Middle-English is referred to as a distinct language which you can study.




"Distinct" is pushing it a little. Compare the Canterbury Tales with original wording but modern spelling here ( http://academic.brooklyn.cuny.edu/webcore/murphy/canterbury/ )

    But first I make a protestation
    That I am drunk; I know it by my sound
    And therefore, if that I misspeak or say,
    Wit it the ale of Southwark, I you pray
    For I will tell a legend and a life
    Both of a carpenter and of his wife
The spelling isn't even that different (though the pronunciation is more so); compare the fifteenth-century spelling from www.chaucermss.org (multitext edition):

    But first I make a protestacioun
    That I am dronke / I knowe it by my sown
    And therfore / if รพ I mysspeke / or seye
    Wite it / the ale of Southwerk I preye
    For I wol telle a legende and a lyf
    Bothe of a Carpenter / and of his wyf
(The slashes appear in the fifteenth-century text; I'm not sure what they indicate.)

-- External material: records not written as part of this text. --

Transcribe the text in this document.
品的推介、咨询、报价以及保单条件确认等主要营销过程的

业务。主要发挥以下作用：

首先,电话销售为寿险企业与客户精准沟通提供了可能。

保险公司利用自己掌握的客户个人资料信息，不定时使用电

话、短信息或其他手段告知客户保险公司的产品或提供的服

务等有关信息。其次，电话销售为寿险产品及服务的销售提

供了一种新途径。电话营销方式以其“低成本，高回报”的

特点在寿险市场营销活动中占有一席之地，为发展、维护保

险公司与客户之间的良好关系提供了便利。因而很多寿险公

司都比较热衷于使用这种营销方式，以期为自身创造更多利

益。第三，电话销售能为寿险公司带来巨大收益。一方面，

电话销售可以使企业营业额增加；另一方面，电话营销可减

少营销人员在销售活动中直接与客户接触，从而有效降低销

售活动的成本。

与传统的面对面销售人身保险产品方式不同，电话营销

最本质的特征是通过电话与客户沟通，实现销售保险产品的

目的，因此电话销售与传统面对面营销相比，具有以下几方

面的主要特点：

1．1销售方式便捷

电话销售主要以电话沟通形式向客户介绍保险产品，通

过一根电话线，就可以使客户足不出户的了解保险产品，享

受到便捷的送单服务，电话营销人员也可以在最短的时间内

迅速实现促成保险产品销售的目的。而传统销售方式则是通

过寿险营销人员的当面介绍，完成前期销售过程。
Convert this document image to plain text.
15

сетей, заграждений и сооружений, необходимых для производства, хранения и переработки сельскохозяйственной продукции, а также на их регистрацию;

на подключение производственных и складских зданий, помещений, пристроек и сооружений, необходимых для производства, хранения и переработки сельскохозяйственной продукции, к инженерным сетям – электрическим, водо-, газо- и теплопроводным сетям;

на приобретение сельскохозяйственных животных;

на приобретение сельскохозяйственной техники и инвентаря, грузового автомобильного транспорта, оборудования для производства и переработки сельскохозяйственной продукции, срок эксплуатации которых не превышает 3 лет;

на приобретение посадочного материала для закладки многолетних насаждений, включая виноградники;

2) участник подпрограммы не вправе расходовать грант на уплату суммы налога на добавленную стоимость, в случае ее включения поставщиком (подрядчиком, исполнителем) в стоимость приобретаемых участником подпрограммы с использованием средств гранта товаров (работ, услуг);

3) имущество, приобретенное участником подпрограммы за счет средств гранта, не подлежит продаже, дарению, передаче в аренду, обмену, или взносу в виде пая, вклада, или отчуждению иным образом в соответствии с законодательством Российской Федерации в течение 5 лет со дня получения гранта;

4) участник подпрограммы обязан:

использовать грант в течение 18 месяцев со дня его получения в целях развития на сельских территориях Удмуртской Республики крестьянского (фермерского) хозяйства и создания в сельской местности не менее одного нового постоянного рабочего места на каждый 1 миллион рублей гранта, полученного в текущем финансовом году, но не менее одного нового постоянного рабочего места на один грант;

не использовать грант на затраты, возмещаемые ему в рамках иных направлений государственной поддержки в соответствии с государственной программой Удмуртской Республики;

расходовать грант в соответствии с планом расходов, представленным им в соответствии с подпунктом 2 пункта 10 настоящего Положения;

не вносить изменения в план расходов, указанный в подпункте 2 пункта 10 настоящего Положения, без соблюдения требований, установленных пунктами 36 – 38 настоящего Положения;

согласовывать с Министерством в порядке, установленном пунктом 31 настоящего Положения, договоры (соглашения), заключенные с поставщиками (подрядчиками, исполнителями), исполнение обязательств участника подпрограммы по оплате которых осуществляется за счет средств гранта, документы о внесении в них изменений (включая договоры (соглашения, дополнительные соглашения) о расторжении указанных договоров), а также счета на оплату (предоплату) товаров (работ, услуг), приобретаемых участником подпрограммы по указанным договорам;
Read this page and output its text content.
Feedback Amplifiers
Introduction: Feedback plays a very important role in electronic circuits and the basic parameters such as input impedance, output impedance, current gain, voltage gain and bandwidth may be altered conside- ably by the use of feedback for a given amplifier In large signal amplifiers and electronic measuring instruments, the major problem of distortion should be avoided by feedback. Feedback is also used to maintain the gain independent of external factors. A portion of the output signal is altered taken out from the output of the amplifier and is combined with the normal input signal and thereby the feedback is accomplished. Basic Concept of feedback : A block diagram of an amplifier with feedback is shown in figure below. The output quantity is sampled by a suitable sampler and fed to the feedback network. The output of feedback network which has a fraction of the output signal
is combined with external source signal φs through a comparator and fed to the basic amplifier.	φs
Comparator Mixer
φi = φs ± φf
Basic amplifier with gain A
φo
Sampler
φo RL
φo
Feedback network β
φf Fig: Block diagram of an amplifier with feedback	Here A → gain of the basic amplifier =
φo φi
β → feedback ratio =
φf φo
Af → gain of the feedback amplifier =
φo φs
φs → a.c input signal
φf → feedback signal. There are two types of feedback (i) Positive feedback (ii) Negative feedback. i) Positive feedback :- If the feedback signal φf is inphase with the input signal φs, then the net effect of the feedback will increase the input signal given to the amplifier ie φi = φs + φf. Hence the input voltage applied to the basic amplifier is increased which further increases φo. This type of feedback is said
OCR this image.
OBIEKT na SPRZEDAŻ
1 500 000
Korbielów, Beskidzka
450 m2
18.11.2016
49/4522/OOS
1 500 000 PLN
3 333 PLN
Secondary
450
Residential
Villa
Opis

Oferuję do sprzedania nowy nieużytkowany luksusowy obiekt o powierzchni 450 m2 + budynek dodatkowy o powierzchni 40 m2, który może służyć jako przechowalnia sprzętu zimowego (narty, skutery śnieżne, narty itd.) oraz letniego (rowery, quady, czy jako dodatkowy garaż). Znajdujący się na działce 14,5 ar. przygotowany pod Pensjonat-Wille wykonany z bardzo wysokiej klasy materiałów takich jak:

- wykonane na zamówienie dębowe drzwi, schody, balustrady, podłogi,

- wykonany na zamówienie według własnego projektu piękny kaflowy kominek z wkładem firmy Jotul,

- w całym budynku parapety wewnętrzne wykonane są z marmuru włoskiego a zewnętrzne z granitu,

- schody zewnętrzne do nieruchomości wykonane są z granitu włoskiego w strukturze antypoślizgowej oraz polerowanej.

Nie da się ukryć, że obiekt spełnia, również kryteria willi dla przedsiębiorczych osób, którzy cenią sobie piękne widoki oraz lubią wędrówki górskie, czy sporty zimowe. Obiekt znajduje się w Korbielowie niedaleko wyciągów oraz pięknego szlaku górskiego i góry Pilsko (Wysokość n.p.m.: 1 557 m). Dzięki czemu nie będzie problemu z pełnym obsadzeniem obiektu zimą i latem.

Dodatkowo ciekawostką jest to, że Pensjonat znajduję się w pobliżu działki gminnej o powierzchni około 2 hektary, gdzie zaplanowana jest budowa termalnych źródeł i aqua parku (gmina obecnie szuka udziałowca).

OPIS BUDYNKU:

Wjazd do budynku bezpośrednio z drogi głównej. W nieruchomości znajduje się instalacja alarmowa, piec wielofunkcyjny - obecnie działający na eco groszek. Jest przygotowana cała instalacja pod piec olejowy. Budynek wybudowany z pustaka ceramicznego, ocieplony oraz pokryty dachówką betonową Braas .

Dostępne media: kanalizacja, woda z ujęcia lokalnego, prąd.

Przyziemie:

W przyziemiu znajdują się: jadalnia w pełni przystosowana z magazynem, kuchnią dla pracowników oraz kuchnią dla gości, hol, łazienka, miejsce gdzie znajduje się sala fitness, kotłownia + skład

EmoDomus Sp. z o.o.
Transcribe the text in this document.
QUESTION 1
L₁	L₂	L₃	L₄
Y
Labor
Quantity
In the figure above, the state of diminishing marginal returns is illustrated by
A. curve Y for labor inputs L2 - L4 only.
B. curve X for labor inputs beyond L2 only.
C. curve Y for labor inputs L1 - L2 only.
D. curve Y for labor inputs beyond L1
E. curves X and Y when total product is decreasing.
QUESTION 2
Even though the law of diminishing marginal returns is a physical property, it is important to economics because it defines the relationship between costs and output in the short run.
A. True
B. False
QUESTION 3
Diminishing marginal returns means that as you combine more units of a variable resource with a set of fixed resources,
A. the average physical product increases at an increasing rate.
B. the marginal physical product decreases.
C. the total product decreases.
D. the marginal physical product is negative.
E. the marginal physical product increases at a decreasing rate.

Modern English and Middle English aren't quite mutually intelligible, but if you were somehow dropped into England in 1420, you'd probably be conversational inside of a month.


Mutual intelligibility is rarely the only reason for calling a different langauge different. E.g the scandinavian langauges are relatively easily mutually intelligible, so is Czech and Slovak, yet they are called different languages mainly for political reasons. On the other hand, many of the Chinese "dialects" are not even alike, yet they are still considered one language for political reasons. Even perhaps more familiar "Black English" is usually considered to be nothing more than English with bad grammar, even though it's very clearly a distinct language of its own, that is not readily mutually intelligible with standard american English.


You just have a quirky understanding what a language actually is. Language names are given and defined in language themselves, and it does make a world of a difference if you say you speak Swedish, Danish, or Norwegian, even though they are quite MI among each other, and even somewhat MI with German.

Linguists do refer to different languages in China, which are referred to by the government as dialects. So there is much more to it than politics. In your definition probably the whole Indo-Germanic family from Norwegian to Farsi or Hindi would be one language.